Celle-ci met en scène deux mâtins, un type de chien particulièrement imposant. Alors qu’ils sont au bord d’une rivière, ils aperçoivent le corps d’un âne mort (contre des peaux d’animaux mises à tremper dans l’histoire du fabuliste grec). Cependant, comme dans la version originale, ils ne sont pas sûrs de ce qu’ils voient du fait de la distance qui les en sépare. Il leur est impossible de nager contre le courant afin d’atteindre l’objet de leur convoitise, mais l’un d’eux lance l’idée de boire toute l’eau de la rivière afin de mettre le corps à sec. Portant un regard sévère mais néanmoins attendri sur ses personnages (il les évoque en parlant de « mes chiens »), La Fontaine décrit le résultat de cette entreprise insensée : à force de boire, ils finissent par mourir.

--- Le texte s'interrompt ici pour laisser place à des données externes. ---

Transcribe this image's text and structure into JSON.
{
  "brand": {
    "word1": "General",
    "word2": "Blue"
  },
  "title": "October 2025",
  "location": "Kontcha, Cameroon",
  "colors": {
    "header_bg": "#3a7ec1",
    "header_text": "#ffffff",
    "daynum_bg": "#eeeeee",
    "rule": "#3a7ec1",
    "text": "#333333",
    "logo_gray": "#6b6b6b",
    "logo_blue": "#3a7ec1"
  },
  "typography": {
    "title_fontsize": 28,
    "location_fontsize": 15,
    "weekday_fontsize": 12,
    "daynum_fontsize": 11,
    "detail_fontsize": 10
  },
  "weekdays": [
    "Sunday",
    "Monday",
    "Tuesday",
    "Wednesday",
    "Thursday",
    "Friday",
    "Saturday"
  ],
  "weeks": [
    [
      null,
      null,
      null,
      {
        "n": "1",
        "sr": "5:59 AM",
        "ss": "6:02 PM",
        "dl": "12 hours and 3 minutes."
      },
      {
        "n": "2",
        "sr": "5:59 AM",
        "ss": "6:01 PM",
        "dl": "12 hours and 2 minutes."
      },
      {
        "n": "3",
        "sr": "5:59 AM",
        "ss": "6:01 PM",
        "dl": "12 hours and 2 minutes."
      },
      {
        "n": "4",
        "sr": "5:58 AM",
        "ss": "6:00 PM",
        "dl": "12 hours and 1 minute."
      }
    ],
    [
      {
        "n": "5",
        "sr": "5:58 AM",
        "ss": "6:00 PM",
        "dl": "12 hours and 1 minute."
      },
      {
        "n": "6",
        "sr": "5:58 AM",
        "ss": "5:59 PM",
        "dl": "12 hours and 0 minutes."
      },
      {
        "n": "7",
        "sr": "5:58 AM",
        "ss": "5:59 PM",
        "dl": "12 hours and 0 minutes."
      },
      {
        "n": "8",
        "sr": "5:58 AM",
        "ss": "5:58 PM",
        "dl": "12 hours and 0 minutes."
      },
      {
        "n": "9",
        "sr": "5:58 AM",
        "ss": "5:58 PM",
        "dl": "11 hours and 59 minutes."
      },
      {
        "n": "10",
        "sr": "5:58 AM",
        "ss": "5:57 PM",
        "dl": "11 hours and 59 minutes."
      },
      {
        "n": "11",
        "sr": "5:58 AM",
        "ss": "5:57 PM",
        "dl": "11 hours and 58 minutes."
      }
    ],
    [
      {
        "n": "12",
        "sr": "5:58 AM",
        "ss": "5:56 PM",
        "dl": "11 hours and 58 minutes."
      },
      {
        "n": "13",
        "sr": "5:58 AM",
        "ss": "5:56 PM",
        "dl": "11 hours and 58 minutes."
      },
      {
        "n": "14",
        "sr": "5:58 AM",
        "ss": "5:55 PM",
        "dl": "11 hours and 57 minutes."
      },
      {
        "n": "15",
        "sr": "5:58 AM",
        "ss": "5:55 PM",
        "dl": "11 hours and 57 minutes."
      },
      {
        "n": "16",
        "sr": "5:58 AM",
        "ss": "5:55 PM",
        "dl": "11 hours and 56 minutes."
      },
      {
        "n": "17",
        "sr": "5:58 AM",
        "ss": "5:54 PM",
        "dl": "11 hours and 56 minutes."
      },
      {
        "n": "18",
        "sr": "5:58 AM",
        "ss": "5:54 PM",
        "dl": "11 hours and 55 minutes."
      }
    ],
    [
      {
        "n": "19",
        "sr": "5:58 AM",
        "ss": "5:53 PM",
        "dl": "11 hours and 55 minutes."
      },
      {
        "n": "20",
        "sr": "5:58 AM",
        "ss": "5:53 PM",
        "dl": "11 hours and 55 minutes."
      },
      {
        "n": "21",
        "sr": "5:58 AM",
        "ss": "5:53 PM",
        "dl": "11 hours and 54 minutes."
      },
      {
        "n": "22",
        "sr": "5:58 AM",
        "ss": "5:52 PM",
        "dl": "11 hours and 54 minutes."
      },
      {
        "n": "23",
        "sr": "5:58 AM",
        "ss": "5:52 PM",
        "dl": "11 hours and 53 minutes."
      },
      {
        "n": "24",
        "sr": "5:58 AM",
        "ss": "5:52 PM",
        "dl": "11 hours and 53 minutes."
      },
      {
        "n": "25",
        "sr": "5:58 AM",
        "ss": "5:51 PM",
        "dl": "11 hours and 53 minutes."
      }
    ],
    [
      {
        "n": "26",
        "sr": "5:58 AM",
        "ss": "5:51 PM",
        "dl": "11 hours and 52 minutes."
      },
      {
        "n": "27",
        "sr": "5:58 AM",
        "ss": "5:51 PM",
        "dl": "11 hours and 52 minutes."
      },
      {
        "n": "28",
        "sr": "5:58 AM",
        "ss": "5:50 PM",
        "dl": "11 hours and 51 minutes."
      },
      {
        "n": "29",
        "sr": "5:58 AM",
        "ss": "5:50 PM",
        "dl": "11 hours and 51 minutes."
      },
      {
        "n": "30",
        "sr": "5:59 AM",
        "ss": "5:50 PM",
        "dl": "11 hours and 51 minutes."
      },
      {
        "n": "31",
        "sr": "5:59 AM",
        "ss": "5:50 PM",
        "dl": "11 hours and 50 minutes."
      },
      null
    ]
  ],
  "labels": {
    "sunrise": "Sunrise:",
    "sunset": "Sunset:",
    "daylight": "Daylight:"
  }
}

Dans la dernière partie de la fable, il reprend l’idée qui ressort des courtes morales des fables dont il s’inspire : celle d’Ésope bien sûr (« Ainsi certains hommes se soumettent, dans l’espérance d’un profit, à des travaux dangereux, et se perdent avant d’atteindre l’objet de leurs désirs »), mais aussi celle de l’auteur latin Phèdre (1er siècle), qui avant lui avait aussi repris cette histoire (« Un dessein insensé non seulement n'aboutit pas, mais encore entraîne les mortels à leur perte »). Toutefois, il développe et donne des exemples.
À ses yeux, les humains sont semblables à ces deux chiens, tant ils sont eux aussi sots et gourmands. La différence est que leur gourmandise porte sur les biens matériels ou la « gloire : elle est synonyme de cupidité et de vanité. Obnubilés au point de perdre toute lucidité, ils sont prêts à tout pour atteindre des objectifs pourtant inatteignables. Or, réaliser certains projets démesurés, ce n’est plus la rivière à boire, mais carrément « la mer à boire » - expression célèbre qui trouve donc son origine dans cette fable de La Fontaine, et qui a fait long feu. Même avec « quatre corps », ou « quatre Mathusalem » (personnage biblique qui aurait vécu 969 ans), ils ne peuvent tout simplement pas être accomplis.
La Fontaine trouve donc dans la fable d’Ésope une opportunité de mettre en avant les idéaux de son époque : ceux de la mesure, de la modération et de la discrétion qui caractérisent l’honnête homme (le mot « honnête » étant à prendre dans le sens qu’il avait à l’époque de « convenable et modéré »), modèle intellectuel et moral d’inspiration aristocratique qui au 17ème siècle se substitue aux idéaux chevaleresques hérités du Moyen Âge.